Benefits from extending boundaries: farmer

Arrowtown as seen from Tobins Track. Photo by Tracey Roxburgh.
Arrowtown as seen from Tobins Track. Photo by Tracey Roxburgh.
A neighbouring farmer to Arrowtown says extending the boundary would have economic benefits through the increase in population and more affordable housing.

Roger Monk, of McDonnell Rd, an appellant at the Environmental Court hearing in Queenstown last week has sought to extend the council's proposed urban growth boundary (UGB).

The plan is to leave the boundary as it is.

Mr Monk's appeal relates to a block of about 30ha at the southern end of town, sandwiched between McDonnell Rd and Centennial Ave, described as Arrowtown South.

He owns 18ha of the proposed Arrowtown South.

He has proposed a private plan change 39, to rezone the land from rural general to residential, with capacity for 226 dwellings distributed between 17 neighbourhoods.

Lawyer Ian Gordon, representing Mr Monk, said in his submission the inclusion of Arrowtown South in the UGB would have the positive effects of housing ability, an increase in population and less enroachment of residential development into rural areas.

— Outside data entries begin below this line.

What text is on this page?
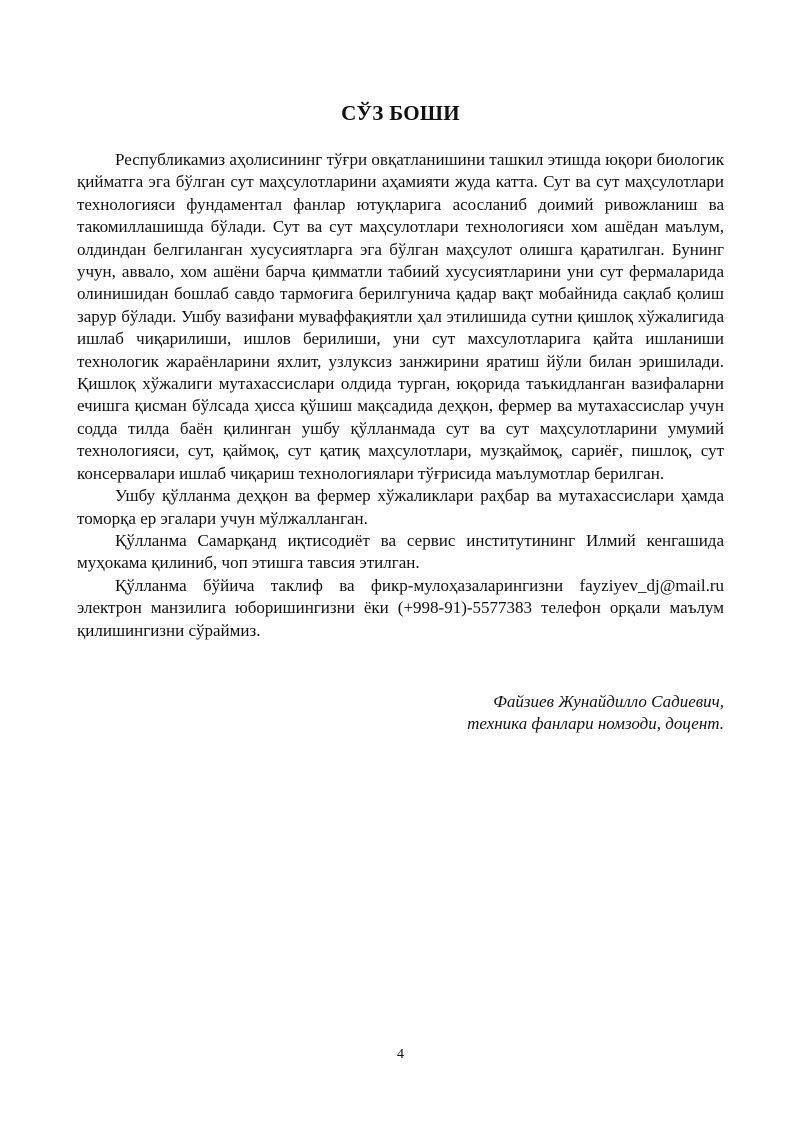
СЎЗ БОШИ

Республикамиз аҳолисининг тўғри овқатланишини ташкил этишда юқори биологик қийматга эга бўлган сут маҳсулотларини аҳамияти жуда катта. Сут ва сут маҳсулотлари технологияси фундаментал фанлар ютуқларига асосланиб доимий ривожланиш ва такомиллашишда бўлади. Сут ва сут маҳсулотлари технологияси хом ашёдан маълум, олдиндан белгиланган хусусиятларга эга бўлган маҳсулот олишга қаратилган. Бунинг учун, аввало, хом ашёни барча қимматли табиий хусусиятларини уни сут фермаларида олинишидан бошлаб савдо тармоғига берилгунича қадар вақт мобайнида сақлаб қолиш зарур бўлади. Ушбу вазифани муваффақиятли ҳал этилишида сутни қишлоқ хўжалигида ишлаб чиқарилиши, ишлов берилиши, уни сут махсулотларига қайта ишланиши технологик жараёнларини яхлит, узлуксиз занжирини яратиш йўли билан эришилади. Қишлоқ хўжалиги мутахассислари олдида турган, юқорида таъкидланган вазифаларни ечишга қисман бўлсада ҳисса қўшиш мақсадида деҳқон, фермер ва мутахассислар учун содда тилда баён қилинган ушбу қўлланмада сут ва сут маҳсулотларини умумий технологияси, сут, қаймоқ, сут қатиқ маҳсулотлари, музқаймоқ, сариёғ, пишлоқ, сут консервалари ишлаб чиқариш технологиялари тўғрисида маълумотлар берилган.

Ушбу қўлланма деҳқон ва фермер хўжаликлари раҳбар ва мутахассислари ҳамда томорқа ер эгалари учун мўлжалланган.

Қўлланма Самарқанд иқтисодиёт ва сервис институтининг Илмий кенгашида муҳокама қилиниб, чоп этишга тавсия этилган.

Қўлланма бўйича таклиф ва фикр-мулоҳазаларингизни fayziyev_dj@mail.ru электрон манзилига юборишингизни ёки (+998-91)-5577383 телефон орқали маълум қилишингизни сўраймиз.

Файзиев Жунайдилло Садиевич,
техника фанлари номзоди, доцент.
4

Last week, the Queenstown Lakes District Council submitted to the judge Jon Jackson, of Christchurch, and commissioners Heather McConachy, of Auckland, Ken Fletcher, of Christchurch, and John Mills, of Wellington, that Arrowtown could lose its quaint character if town boundaries were extended and the UGB would be in place to protect the character of Arrowtown's scale, density and layout.

Submitters supporting the council were the Arrowtown Village Association and McDonnell Rd residents Dame Elizabeth Hanan, Murray Hanan, David Hanan, Judith Hanan and Jill Rutherford.

However, Mr Monk's submission stated "any character effects" that could arise from the inclusion of Arrowtown South would be avoided by controls.

Mr Monk's submission opposed council planner-witness Jonathan Richards' statement that the inclusion of Arrowtown South would have adverse effects on the character, heritage values and related tourism industry.

"The argument that the character of future urban land uses at Arrowtown South will diminish the heritage values of the town is baseless," Mr Gordon said.

"It also flies in the face of history of Arrowtown's urban expansion, and heritage attraction."

He said the assertion and "alleged consequence" that Arrowtown's tourism industry would be affected by the decrease in heritage value had no "evidential foundation".

The final decision on Arrowtown's boundary willbe reserved until mid-June, after submissions from the council are lodged, by June 15 at the latest.